How high-tech is this? And is it possible for some internal combustion engines to run on "raw" unrefined biogas (circa 60% methane, 40% CO2)?

The drawback is that a society would be very hampered is relying only on biogas as it is only so much organic waste to go around, and energy crops is not so energy efficient.
If I understand correctly, biogas would probably work well for powering (or heating/lighting farms and giving them cooking stoves without the need for a generator) farms or farming villages, especially ones with livestock, as their need for energy aren't too high and the supply of manure is large. Domestic uses would probably work well with it as well, especially if the houses are designed to conserve energy (or use quite little energy due to the low economic level of a post-apocalyptic setting) and there is quite an amount of domestic waste to work with. The big problem would be with industry, especially heavy industry, as it tends to be very energy-intensive (especially metallurgical processes such as smelting aluminum). This is where you'll need a powerful source of energy such as a large hydroelectric dam or a geothermal plant. But in a post-apocalyptic world, you'll rarely have any heavy industry - or even large urban centers - left around.

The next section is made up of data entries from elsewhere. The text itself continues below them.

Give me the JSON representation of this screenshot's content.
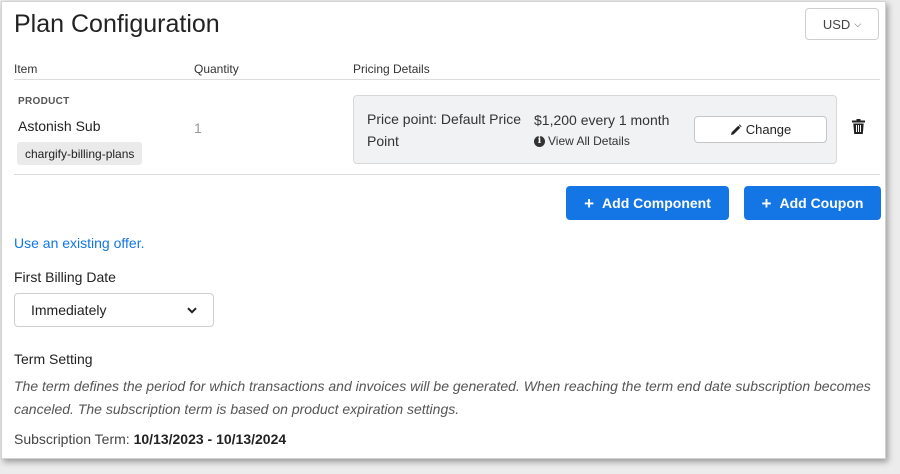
{
  "header": {
    "title": "Plan Configuration",
    "currency": "USD"
  },
  "columns": {
    "item": "Item",
    "quantity": "Quantity",
    "pricing": "Pricing Details"
  },
  "product": {
    "label": "PRODUCT",
    "name": "Astonish Sub",
    "tag": "chargify-billing-plans",
    "quantity": "1"
  },
  "pricing": {
    "price_point": "Price point: Default Price Point",
    "amount": "$1,200 every 1 month",
    "view_details": "View All Details",
    "change_label": "Change"
  },
  "actions": {
    "add_component": "Add Component",
    "add_coupon": "Add Coupon"
  },
  "existing_offer_link": "Use an existing offer.",
  "billing": {
    "label": "First Billing Date",
    "selected": "Immediately"
  },
  "term": {
    "heading": "Term Setting",
    "description": "The term defines the period for which transactions and invoices will be generated. When reaching the term end date subscription becomes canceled. The subscription term is based on product expiration settings.",
    "subscription_label": "Subscription Term:",
    "subscription_value": "10/13/2023 - 10/13/2024"
  },
  "colors": {
    "accent": "#1476e4",
    "panel": "#f1f2f3"
  }
}
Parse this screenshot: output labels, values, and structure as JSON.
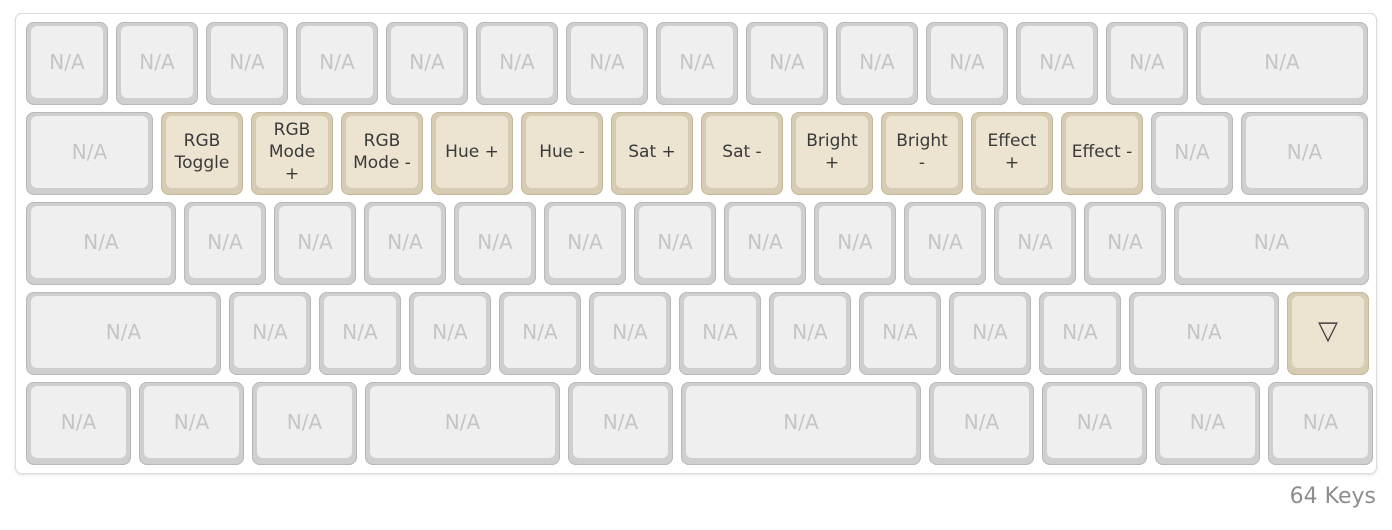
{
  "keyboard": {
    "rows": [
      {
        "keys": [
          {
            "label": "N/A",
            "w": 1,
            "active": false
          },
          {
            "label": "N/A",
            "w": 1,
            "active": false
          },
          {
            "label": "N/A",
            "w": 1,
            "active": false
          },
          {
            "label": "N/A",
            "w": 1,
            "active": false
          },
          {
            "label": "N/A",
            "w": 1,
            "active": false
          },
          {
            "label": "N/A",
            "w": 1,
            "active": false
          },
          {
            "label": "N/A",
            "w": 1,
            "active": false
          },
          {
            "label": "N/A",
            "w": 1,
            "active": false
          },
          {
            "label": "N/A",
            "w": 1,
            "active": false
          },
          {
            "label": "N/A",
            "w": 1,
            "active": false
          },
          {
            "label": "N/A",
            "w": 1,
            "active": false
          },
          {
            "label": "N/A",
            "w": 1,
            "active": false
          },
          {
            "label": "N/A",
            "w": 1,
            "active": false
          },
          {
            "label": "N/A",
            "w": 2,
            "active": false
          }
        ]
      },
      {
        "keys": [
          {
            "label": "N/A",
            "w": 1.5,
            "active": false
          },
          {
            "label": "RGB\nToggle",
            "w": 1,
            "active": true
          },
          {
            "label": "RGB\nMode\n+",
            "w": 1,
            "active": true
          },
          {
            "label": "RGB\nMode -",
            "w": 1,
            "active": true
          },
          {
            "label": "Hue +",
            "w": 1,
            "active": true
          },
          {
            "label": "Hue -",
            "w": 1,
            "active": true
          },
          {
            "label": "Sat +",
            "w": 1,
            "active": true
          },
          {
            "label": "Sat -",
            "w": 1,
            "active": true
          },
          {
            "label": "Bright\n+",
            "w": 1,
            "active": true
          },
          {
            "label": "Bright\n-",
            "w": 1,
            "active": true
          },
          {
            "label": "Effect\n+",
            "w": 1,
            "active": true
          },
          {
            "label": "Effect -",
            "w": 1,
            "active": true
          },
          {
            "label": "N/A",
            "w": 1,
            "active": false
          },
          {
            "label": "N/A",
            "w": 1.5,
            "active": false
          }
        ]
      },
      {
        "keys": [
          {
            "label": "N/A",
            "w": 1.75,
            "active": false
          },
          {
            "label": "N/A",
            "w": 1,
            "active": false
          },
          {
            "label": "N/A",
            "w": 1,
            "active": false
          },
          {
            "label": "N/A",
            "w": 1,
            "active": false
          },
          {
            "label": "N/A",
            "w": 1,
            "active": false
          },
          {
            "label": "N/A",
            "w": 1,
            "active": false
          },
          {
            "label": "N/A",
            "w": 1,
            "active": false
          },
          {
            "label": "N/A",
            "w": 1,
            "active": false
          },
          {
            "label": "N/A",
            "w": 1,
            "active": false
          },
          {
            "label": "N/A",
            "w": 1,
            "active": false
          },
          {
            "label": "N/A",
            "w": 1,
            "active": false
          },
          {
            "label": "N/A",
            "w": 1,
            "active": false
          },
          {
            "label": "N/A",
            "w": 2.25,
            "active": false
          }
        ]
      },
      {
        "keys": [
          {
            "label": "N/A",
            "w": 2.25,
            "active": false
          },
          {
            "label": "N/A",
            "w": 1,
            "active": false
          },
          {
            "label": "N/A",
            "w": 1,
            "active": false
          },
          {
            "label": "N/A",
            "w": 1,
            "active": false
          },
          {
            "label": "N/A",
            "w": 1,
            "active": false
          },
          {
            "label": "N/A",
            "w": 1,
            "active": false
          },
          {
            "label": "N/A",
            "w": 1,
            "active": false
          },
          {
            "label": "N/A",
            "w": 1,
            "active": false
          },
          {
            "label": "N/A",
            "w": 1,
            "active": false
          },
          {
            "label": "N/A",
            "w": 1,
            "active": false
          },
          {
            "label": "N/A",
            "w": 1,
            "active": false
          },
          {
            "label": "N/A",
            "w": 1.75,
            "active": false
          },
          {
            "label": "▽",
            "w": 1,
            "active": true,
            "icon": "triangle-down-icon"
          }
        ]
      },
      {
        "keys": [
          {
            "label": "N/A",
            "w": 1.25,
            "active": false
          },
          {
            "label": "N/A",
            "w": 1.25,
            "active": false
          },
          {
            "label": "N/A",
            "w": 1.25,
            "active": false
          },
          {
            "label": "N/A",
            "w": 2.25,
            "active": false
          },
          {
            "label": "N/A",
            "w": 1.25,
            "active": false
          },
          {
            "label": "N/A",
            "w": 2.75,
            "active": false
          },
          {
            "label": "N/A",
            "w": 1.25,
            "active": false
          },
          {
            "label": "N/A",
            "w": 1.25,
            "active": false
          },
          {
            "label": "N/A",
            "w": 1.25,
            "active": false
          },
          {
            "label": "N/A",
            "w": 1.25,
            "active": false
          }
        ]
      }
    ]
  },
  "footer": {
    "key_count": "64 Keys"
  },
  "colors": {
    "active_key": "#ece3d1",
    "inactive_key": "#efefef",
    "active_border": "#d6ccb3"
  }
}
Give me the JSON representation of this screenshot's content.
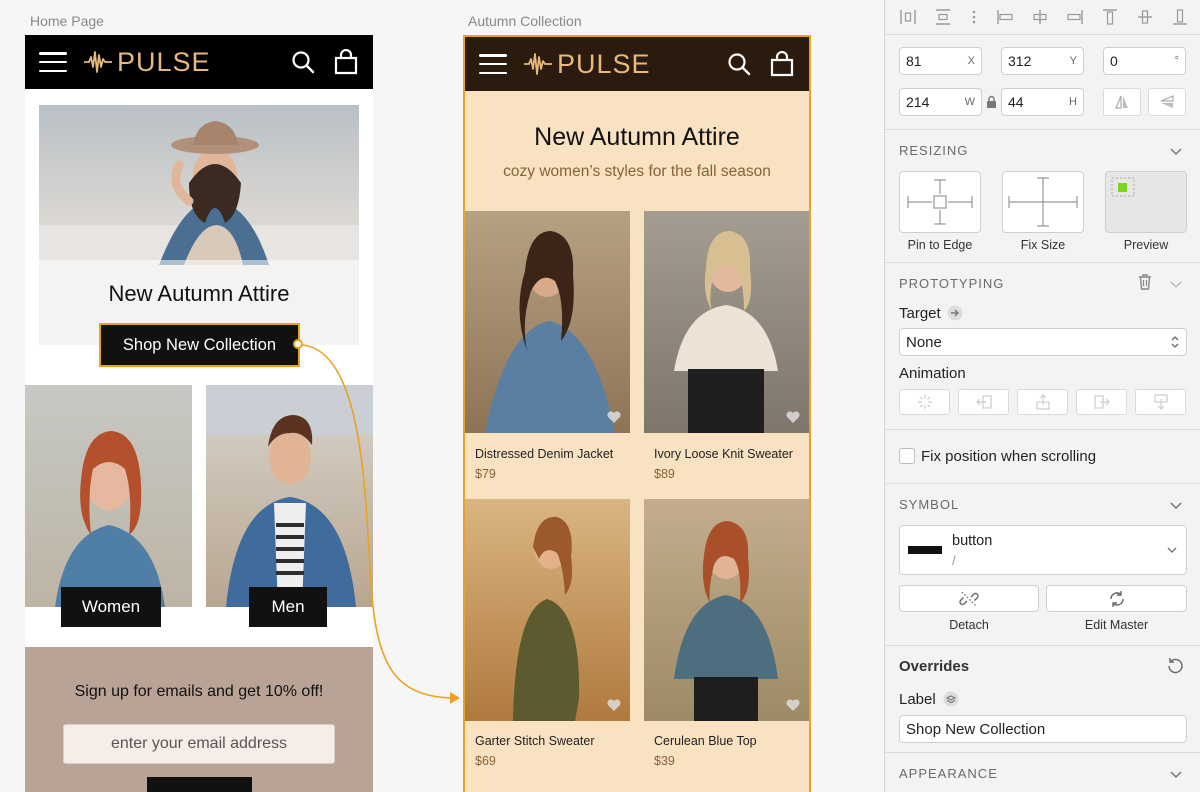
{
  "home": {
    "artboard_label": "Home Page",
    "logo": "PULSE",
    "hero_title": "New Autumn Attire",
    "hero_button": "Shop New Collection",
    "women_label": "Women",
    "men_label": "Men",
    "signup_text": "Sign up for emails and get 10% off!",
    "email_placeholder": "enter your email address"
  },
  "autumn": {
    "artboard_label": "Autumn Collection",
    "logo": "PULSE",
    "title": "New Autumn Attire",
    "subtitle": "cozy women’s styles for the fall season",
    "products": [
      {
        "name": "Distressed Denim Jacket",
        "price": "$79"
      },
      {
        "name": "Ivory Loose Knit Sweater",
        "price": "$89"
      },
      {
        "name": "Garter Stitch Sweater",
        "price": "$69"
      },
      {
        "name": "Cerulean Blue Top",
        "price": "$39"
      }
    ]
  },
  "inspector": {
    "x": {
      "value": "81",
      "suffix": "X"
    },
    "y": {
      "value": "312",
      "suffix": "Y"
    },
    "rotation": {
      "value": "0",
      "suffix": "°"
    },
    "w": {
      "value": "214",
      "suffix": "W"
    },
    "h": {
      "value": "44",
      "suffix": "H"
    },
    "resizing": {
      "title": "RESIZING",
      "pin": "Pin to Edge",
      "fix": "Fix Size",
      "preview": "Preview"
    },
    "prototyping": {
      "title": "PROTOTYPING",
      "target_label": "Target",
      "target_value": "None",
      "animation_label": "Animation",
      "fix_position": "Fix position when scrolling"
    },
    "symbol": {
      "title": "SYMBOL",
      "name": "button",
      "path": "/",
      "detach": "Detach",
      "edit_master": "Edit Master"
    },
    "overrides": {
      "title": "Overrides",
      "label_title": "Label",
      "label_value": "Shop New Collection"
    },
    "appearance": {
      "title": "APPEARANCE"
    }
  },
  "colors": {
    "accent": "#e9a323",
    "autumn_bg": "#f8e2c2",
    "autumn_nav": "#2b1a0e",
    "logo_gold": "#e8b97c",
    "signup_bg": "#b9a396"
  }
}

I think any community in TW2000 will be grabbing every source of energy they can find, whether it be biogas, windmills, small hydropower generators or just plain old waterwheels. Each energy source will probably be most useful for a particular purpose and sensible survivors will endeavour to use their energy production accordingly.
Exactly. If you have livestock, biogas would work well for you; if you live near a stream (especially a fast-flowing one), you could use hydroelectric power or a watermill; if you get regular strong winds you could set up a windmill; and so on.

In a setting more like Twilight 2000, without readily available photovoltaic, it might actually be feasible to have a huge, low-pressure tank of gas to make a vehicle with lousy range and safety that's used only when necessary (e.g. hauling heavy loads).
From a gaming perspective, this has another advantage: such improvised tanks are easily punctured, and when methane mixes with air it is quite flammable and even explosive...
 
Heck, you don't even need burnable gas to do so... compressed air is good enough, and one can get 5+ atm from a well built brass & leather system... (that's what, 75PSI?) Better materials, and one can go well above that on found tech...

compressed gasses provide a good power source for storage.

Compressed Air systems can actually salvaged en mass from the Ruhr Valley. Together with air-powered saws, drills, earth movers etc. They are used everywhere an electrical sparc or diesel engine might cause an explosion. And quite a few of the high-pressure generators are steam driven engines dating back to the period of 1900-1910.

While you are at it, salvage some from the non-NC Lathes and Drills used to teach basic metalworking skills in the large industrie training centers (Lehrwerkstätten) set up in the same region.